When I was writing about postgrowth and prosperity without growth, a question arose: What does prosperity really mean? The myth of growth conceives prosperity as wealth and accumulation. And if the North Star of our society is wealth, then accumulation, growth, progress, is the way to get there. But if you accumulate and accumulate, in the end you damage the planet, and that undermines everything. The idea that prosperity is only about accumulating wealth is wrong. In reality, the best model of prosperity is the idea of health. If you take that idea broadly, physical, mental, community, ecological health. Because health never operates simply through accumulation: its guide is balance. And once you have shifted from wealth to health, from growth to balance, what is the role of the economy? To help us achieve that balance. The key idea of the care economy is that our prosperity does not always mean having more and more. The idea of having more and more is dangerous. When we don’t have enough, having more is a good thing. But if we are obsessed with having more and more, we lose that point of balance. Of enough. The care economy is a way of saying that we have built institutions around a false myth. Health works through balance. And balance requires restoration. Care is that restorative force. The economy has to be a force of care. The force of care is so fundamental that it is an organizing principle of organic life. Sometimes it is the care of one organism for another, but very often the organism itself, inside, is constantly bringing us back to balance. And that, I believe, is what has been lost in our economy and needs to be reinstated.
He states that our neurolimbic systems were not designed for capitalism.
They were not, but capitalism has done a very good job exploiting them, because we seek pleasure and avoid pain. It is very easy to monetize that. The food industry deliberately created a science of desire, employed neuroscientists to find the pleasure factor in processed foods, which would activate our dopamine circuits and give us a feeling of pleasure. And it began to design our diets around that type of food. We have that dopamine circuit because we evolved in a time when sugar was very scarce. Every time you found a concentrated sugar source in a small fruit, you got a small dose of dopamine. And that encouraged you to look for the next one. But there was a great distance between one and the other. If you are bombarded with products from an industry designed to hack your reward circuits and those products turn out to be bad for you, you have the recipe for disaster. An epidemic of chronic diseases that goes beyond anything we have seen with products that generate profits for the industry and undermine public health. But we legitimize them because they promise to generate growth. Also, the overmedicalization of health was based on the idea that it was a source of profit.
He emphasizes that gender is the key division when talking about care.

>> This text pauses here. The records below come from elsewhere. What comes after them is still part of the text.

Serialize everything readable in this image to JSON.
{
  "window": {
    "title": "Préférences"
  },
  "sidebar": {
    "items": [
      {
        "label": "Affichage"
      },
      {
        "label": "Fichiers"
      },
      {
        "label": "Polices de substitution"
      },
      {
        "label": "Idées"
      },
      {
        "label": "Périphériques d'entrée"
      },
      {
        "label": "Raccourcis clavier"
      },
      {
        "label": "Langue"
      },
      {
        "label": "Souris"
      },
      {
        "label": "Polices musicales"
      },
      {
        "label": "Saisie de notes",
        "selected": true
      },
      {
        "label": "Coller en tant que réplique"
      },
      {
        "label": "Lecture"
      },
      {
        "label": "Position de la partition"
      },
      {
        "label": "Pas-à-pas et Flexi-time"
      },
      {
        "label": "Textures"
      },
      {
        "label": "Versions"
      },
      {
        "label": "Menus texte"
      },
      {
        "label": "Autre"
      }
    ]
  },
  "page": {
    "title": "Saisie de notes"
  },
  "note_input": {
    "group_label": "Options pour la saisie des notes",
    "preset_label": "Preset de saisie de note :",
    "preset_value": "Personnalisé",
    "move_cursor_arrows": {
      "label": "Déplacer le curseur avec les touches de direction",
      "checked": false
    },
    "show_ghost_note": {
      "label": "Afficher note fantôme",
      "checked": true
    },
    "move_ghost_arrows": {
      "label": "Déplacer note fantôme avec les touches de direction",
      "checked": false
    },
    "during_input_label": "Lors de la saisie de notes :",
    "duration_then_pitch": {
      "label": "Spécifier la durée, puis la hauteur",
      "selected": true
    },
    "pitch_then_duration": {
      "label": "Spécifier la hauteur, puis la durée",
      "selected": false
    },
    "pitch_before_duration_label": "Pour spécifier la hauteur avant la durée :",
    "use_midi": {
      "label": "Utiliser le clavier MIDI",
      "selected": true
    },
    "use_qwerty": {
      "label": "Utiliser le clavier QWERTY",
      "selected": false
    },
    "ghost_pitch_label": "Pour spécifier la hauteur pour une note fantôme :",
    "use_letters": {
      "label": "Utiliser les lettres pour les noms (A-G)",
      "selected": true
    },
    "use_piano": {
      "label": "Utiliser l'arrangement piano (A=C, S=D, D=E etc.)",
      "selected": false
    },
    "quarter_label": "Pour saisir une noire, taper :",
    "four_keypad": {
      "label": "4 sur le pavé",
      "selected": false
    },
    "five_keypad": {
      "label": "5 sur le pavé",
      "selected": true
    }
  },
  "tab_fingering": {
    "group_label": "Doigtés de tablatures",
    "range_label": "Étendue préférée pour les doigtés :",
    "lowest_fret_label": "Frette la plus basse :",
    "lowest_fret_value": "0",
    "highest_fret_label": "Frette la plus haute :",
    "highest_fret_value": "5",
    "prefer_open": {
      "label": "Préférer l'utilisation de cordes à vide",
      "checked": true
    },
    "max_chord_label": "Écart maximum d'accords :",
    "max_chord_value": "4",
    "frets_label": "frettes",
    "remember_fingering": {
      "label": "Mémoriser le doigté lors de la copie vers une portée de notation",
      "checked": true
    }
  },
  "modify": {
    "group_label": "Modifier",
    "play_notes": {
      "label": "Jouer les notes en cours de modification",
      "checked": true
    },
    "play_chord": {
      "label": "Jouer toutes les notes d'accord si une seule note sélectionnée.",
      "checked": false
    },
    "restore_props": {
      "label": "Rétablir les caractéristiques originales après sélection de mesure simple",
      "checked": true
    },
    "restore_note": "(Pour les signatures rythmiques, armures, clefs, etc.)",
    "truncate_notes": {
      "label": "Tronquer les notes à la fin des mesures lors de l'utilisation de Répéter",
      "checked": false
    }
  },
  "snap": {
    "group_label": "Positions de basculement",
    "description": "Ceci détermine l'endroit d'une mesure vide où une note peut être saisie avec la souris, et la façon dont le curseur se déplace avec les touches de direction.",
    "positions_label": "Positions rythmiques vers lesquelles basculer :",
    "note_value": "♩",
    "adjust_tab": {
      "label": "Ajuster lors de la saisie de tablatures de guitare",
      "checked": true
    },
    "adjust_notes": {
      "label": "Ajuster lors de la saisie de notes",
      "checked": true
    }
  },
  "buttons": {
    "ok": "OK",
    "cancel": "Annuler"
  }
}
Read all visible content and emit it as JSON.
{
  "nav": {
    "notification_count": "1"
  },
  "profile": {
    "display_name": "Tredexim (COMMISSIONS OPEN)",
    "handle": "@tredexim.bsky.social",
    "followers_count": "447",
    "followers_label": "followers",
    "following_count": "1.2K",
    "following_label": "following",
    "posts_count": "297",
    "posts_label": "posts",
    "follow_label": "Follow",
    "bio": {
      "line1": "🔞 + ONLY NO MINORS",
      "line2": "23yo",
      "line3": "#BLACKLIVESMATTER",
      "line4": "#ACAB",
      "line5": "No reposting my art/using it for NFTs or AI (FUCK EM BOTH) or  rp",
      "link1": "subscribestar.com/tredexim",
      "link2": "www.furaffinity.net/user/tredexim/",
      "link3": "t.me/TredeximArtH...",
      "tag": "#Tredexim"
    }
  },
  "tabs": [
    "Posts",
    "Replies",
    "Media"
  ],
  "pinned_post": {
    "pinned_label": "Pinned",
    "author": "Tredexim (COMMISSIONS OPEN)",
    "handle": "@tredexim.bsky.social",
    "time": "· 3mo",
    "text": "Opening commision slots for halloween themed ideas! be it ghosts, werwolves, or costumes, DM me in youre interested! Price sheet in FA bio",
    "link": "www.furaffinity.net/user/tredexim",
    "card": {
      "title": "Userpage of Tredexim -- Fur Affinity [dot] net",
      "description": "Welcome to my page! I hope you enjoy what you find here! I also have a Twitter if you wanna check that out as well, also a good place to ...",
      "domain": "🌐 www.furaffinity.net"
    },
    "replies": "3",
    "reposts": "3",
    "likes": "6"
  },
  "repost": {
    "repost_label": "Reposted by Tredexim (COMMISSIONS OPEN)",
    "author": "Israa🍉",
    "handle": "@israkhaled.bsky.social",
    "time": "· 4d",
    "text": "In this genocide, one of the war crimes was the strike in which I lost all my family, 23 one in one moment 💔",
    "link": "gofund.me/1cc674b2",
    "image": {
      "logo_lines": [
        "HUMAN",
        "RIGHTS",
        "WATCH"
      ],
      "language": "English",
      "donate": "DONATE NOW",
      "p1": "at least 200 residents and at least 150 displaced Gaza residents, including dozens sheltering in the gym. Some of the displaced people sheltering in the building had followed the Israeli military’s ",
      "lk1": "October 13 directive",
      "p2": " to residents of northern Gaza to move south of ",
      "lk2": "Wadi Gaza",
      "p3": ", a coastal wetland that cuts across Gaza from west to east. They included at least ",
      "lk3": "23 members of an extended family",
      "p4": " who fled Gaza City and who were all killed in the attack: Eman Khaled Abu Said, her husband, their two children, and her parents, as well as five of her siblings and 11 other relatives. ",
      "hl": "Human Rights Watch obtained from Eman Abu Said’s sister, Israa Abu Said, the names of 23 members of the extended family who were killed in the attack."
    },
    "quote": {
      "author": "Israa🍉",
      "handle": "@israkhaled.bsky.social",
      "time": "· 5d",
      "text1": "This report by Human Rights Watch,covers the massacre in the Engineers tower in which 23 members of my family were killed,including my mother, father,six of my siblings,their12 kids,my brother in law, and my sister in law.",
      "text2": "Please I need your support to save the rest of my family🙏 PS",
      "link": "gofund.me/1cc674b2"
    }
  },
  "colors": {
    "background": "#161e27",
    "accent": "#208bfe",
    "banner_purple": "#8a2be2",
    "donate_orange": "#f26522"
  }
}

More than 70% of paid care work worldwide and a higher percentage of unpaid care work is done by women. It has been relegated to a sector of society considered less important: women, minorities, immigrant workers. But care is so fundamental to our lives that we should always have rewarded it adequately. As men, we have lived in a society that has privileged masculine values over feminine ones. And that harms both us and women. Today, the forces of a masculinized, patriarchal society driven by growth and territoriality, the society of 21st-century capitalism, are leading us to disaster. We need policies that invest in care, that pay care workers adequately, that allow people to organize their lives in ways that do not stress them and undermine their health. A reform of the food industry because it makes us sick. A reform of the pharmaceutical industry because it profits from our illness. Health is our most important asset. We saw the rise of care as something with social value during the pandemic and then it disappeared and instead, like a pendulum, there is violence. The work as individuals, as societies, as governments, as politicians, is to provide that counterforce to the pendulum again, because the momentum toward violence is overwhelming at the moment. And terrifying.